Aktivitas Budaya Hijau saat ngabuburit di IKN terlihat dari penggunaan fasilitas publik yang dirancang ramah lingkungan. Warga yang berjalan santai di sekitar sumbu kebangsaan atau taman-taman kota diwajibkan membawa botol minum dan wadah makanan sendiri dari rumah jika ingin membeli takjil. Tidak ada pemandangan tumpukan plastik sekali pakai di tempat sampah, karena setiap sudut kota telah dilengkapi dengan sistem pengelolaan limbah yang canggih dan edukasi yang masif bagi para pengunjung. Hal ini menciptakan lingkungan yang bersih, udara yang segar, dan kenyamanan spiritual yang lebih mendalam bagi mereka yang sedang berpuasa.

Selain dari sisi pengelolaan sampah, penerapan Budaya Hijau juga merambah pada moda transportasi yang digunakan warga untuk menuju titik-titik keramaian. Penggunaan kendaraan listrik dan jalur sepeda yang luas membuat suasana sore hari di IKN sangat tenang tanpa polusi suara dan udara. Masyarakat diajak untuk lebih banyak berinteraksi dengan alam, seperti duduk di bawah rimbunnya pohon asli Kalimantan sembari menunggu waktu berbuka. Transisi gaya hidup ini menunjukkan bahwa kemajuan teknologi di ibu kota baru tidak mengabaikan tanggung jawab terhadap pelestarian lingkungan hidup, justru menjadikannya sebagai identitas utama.

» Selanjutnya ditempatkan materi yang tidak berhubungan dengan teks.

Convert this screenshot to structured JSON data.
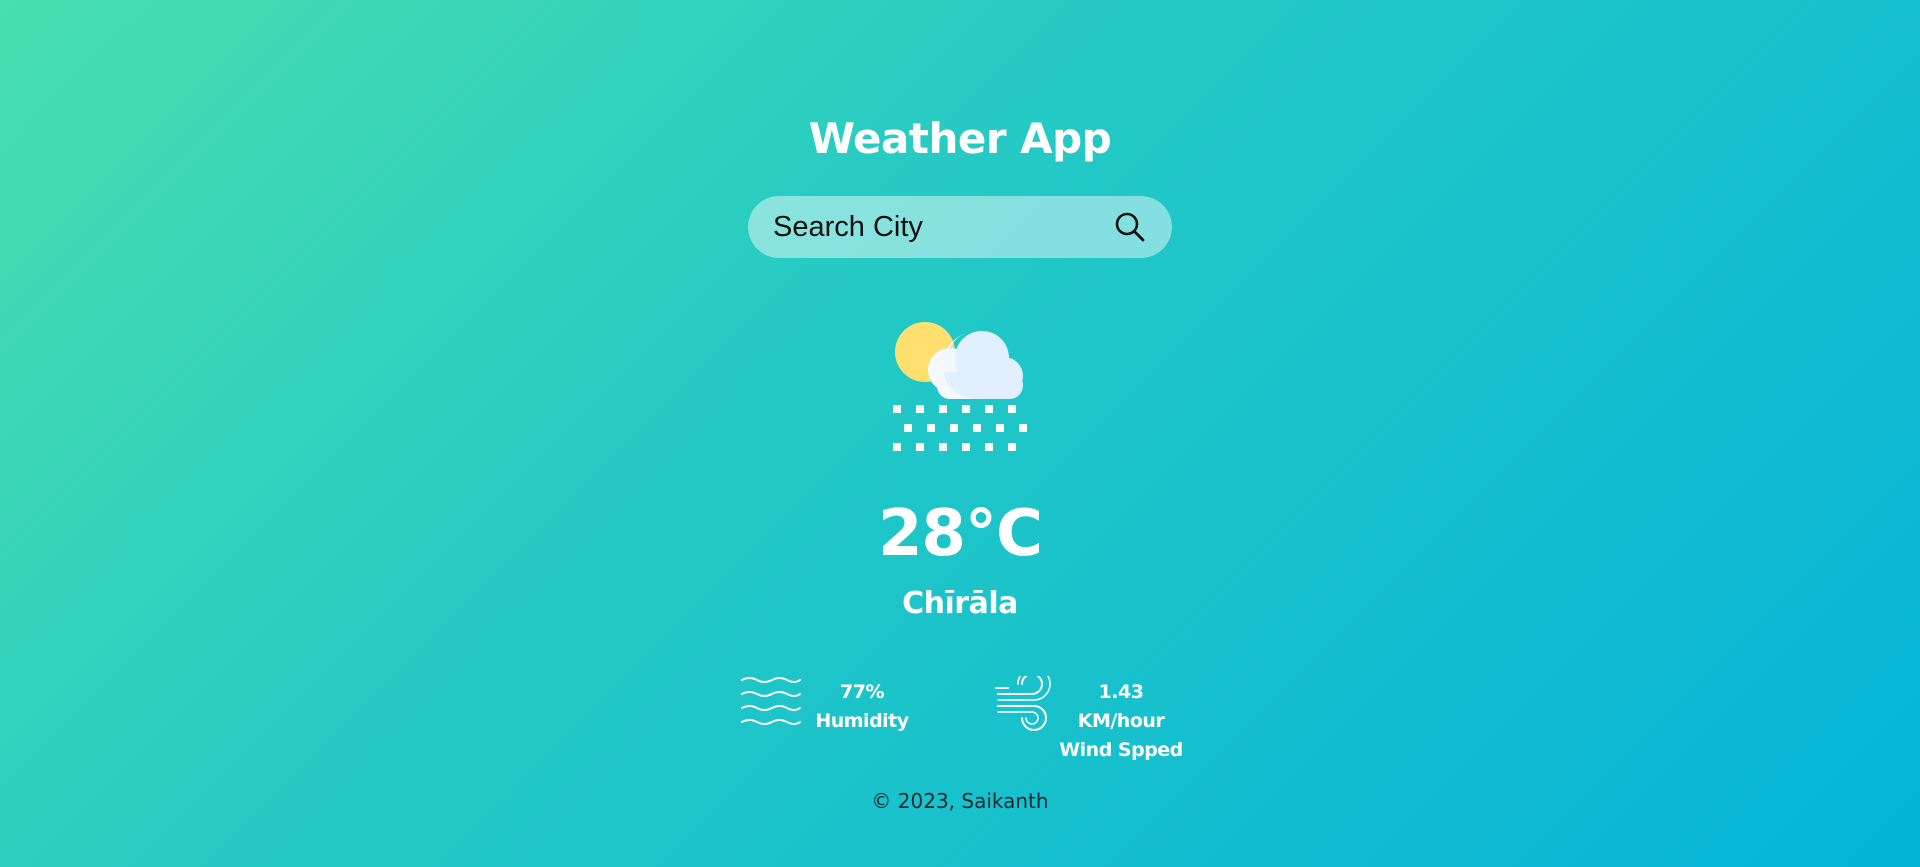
{
  "app": {
    "title": "Weather App"
  },
  "search": {
    "placeholder": "Search City",
    "value": "",
    "icon": "search-icon"
  },
  "weather": {
    "icon": "cloud-sun-snow-icon",
    "temperature": "28°C",
    "city": "Chīrāla"
  },
  "details": {
    "humidity": {
      "icon": "humidity-waves-icon",
      "value": "77%",
      "label": "Humidity"
    },
    "wind": {
      "icon": "wind-icon",
      "value": "1.43 KM/hour",
      "label": "Wind Spped"
    }
  },
  "footer": {
    "text": "© 2023, Saikanth"
  },
  "colors": {
    "gradient_start": "#48dfae",
    "gradient_end": "#04b4d8",
    "text": "#ffffff",
    "footer_text": "#0e2a33",
    "sun": "#ffe06e",
    "cloud": "#eef6ff"
  }
}
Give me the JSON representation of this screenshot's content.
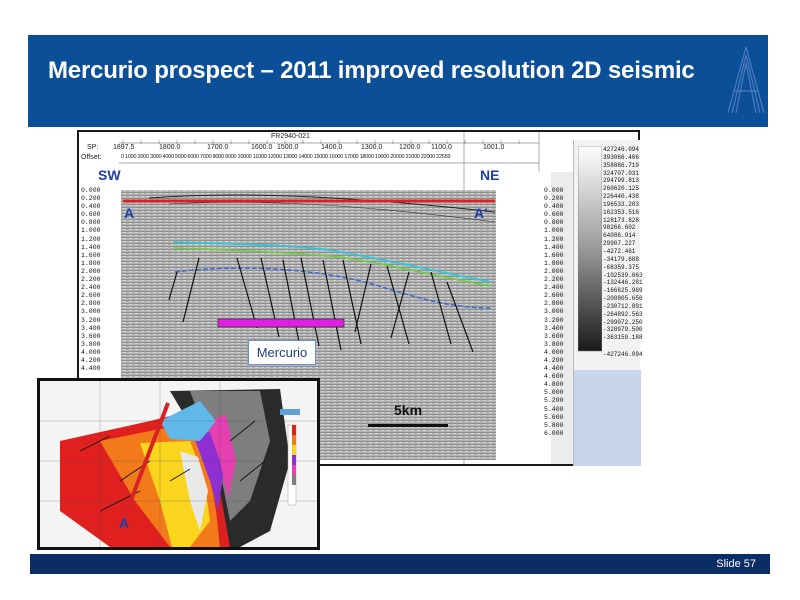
{
  "slide": {
    "title": "Mercurio prospect – 2011 improved resolution 2D seismic",
    "footer": "Slide 57"
  },
  "seismic": {
    "header_line": "FR2940-021",
    "sp_label": "SP:",
    "sp_values": [
      "1897.5",
      "1800.0",
      "1700.0",
      "1600.0",
      "1500.0",
      "1400.0",
      "1300.0",
      "1200.0",
      "1100.0",
      "1001.0"
    ],
    "offset_label": "Offset:",
    "offset_values": "0   1000 2000 3000 4000 5000 6000 7000 8000 9000 10000 11000 12000 13000 14000 15000 16000 17000 18000 19000 20000 21000 22000 22559",
    "direction_left": "SW",
    "direction_right": "NE",
    "section_start": "A",
    "section_end": "A'",
    "prospect_label": "Mercurio",
    "scale_label": "5km",
    "depth_left": [
      "0.000",
      "0.200",
      "0.400",
      "0.600",
      "0.800",
      "1.000",
      "1.200",
      "1.400",
      "1.600",
      "1.800",
      "2.000",
      "2.200",
      "2.400",
      "2.600",
      "2.800",
      "3.000",
      "3.200",
      "3.400",
      "3.600",
      "3.800",
      "4.000",
      "4.200",
      "4.400"
    ],
    "depth_right": [
      "0.000",
      "0.200",
      "0.400",
      "0.600",
      "0.800",
      "1.000",
      "1.200",
      "1.400",
      "1.600",
      "1.800",
      "2.000",
      "2.200",
      "2.400",
      "2.600",
      "2.800",
      "3.000",
      "3.200",
      "3.400",
      "3.600",
      "3.800",
      "4.000",
      "4.200",
      "4.400",
      "4.600",
      "4.800",
      "5.000",
      "5.200",
      "5.400",
      "5.600",
      "5.800",
      "6.000"
    ],
    "amplitude_scale": [
      "427246.094",
      "393066.406",
      "358886.719",
      "324707.031",
      "294799.813",
      "260620.125",
      "226440.438",
      "196533.203",
      "162353.516",
      "128173.828",
      "98266.602",
      "64086.914",
      "29907.227",
      "-4272.461",
      "-34179.688",
      "-68359.375",
      "-102539.063",
      "-132446.281",
      "-166625.969",
      "-200805.656",
      "-230712.891",
      "-264892.563",
      "-299072.250",
      "-328979.500",
      "-363159.188",
      "-427246.094"
    ],
    "map_marker": "A"
  },
  "colors": {
    "title_bar": "#0b4f98",
    "footer_bar": "#0b2d66",
    "accent_red": "#d62222",
    "magenta": "#e020e0",
    "label_blue": "#1e3fa6"
  }
}
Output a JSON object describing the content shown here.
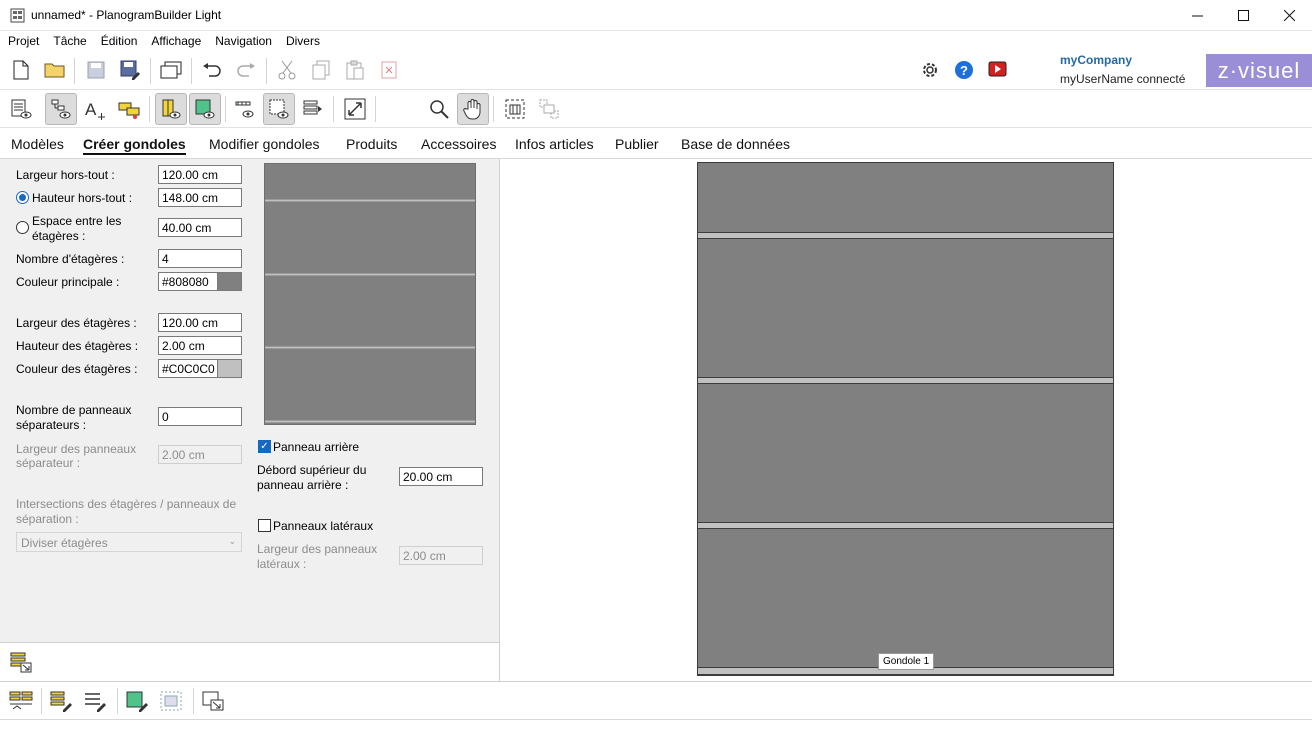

Para pedagang takjil di kawasan IKN pun telah terintegrasi dengan ekosistem Budaya Hijau ini. Mereka menggunakan kemasan berbahan dasar organik yang mudah terurai dan mendukung sistem pembayaran non-tunai yang efisien. Kerjasama antara pemerintah dan pelaku UMKM lokal ini memastikan bahwa denyut ekonomi tetap berjalan tanpa harus merusak keaslian alam sekitar. Pengunjung yang datang dari luar daerah pun secara otomatis akan mengikuti pola hidup bersih ini, sehingga tercipta sebuah tatanan sosial yang disiplin dan menghargai keaslian ekologi hutan Borneo yang megah dan harus selalu kita lindungi bersama.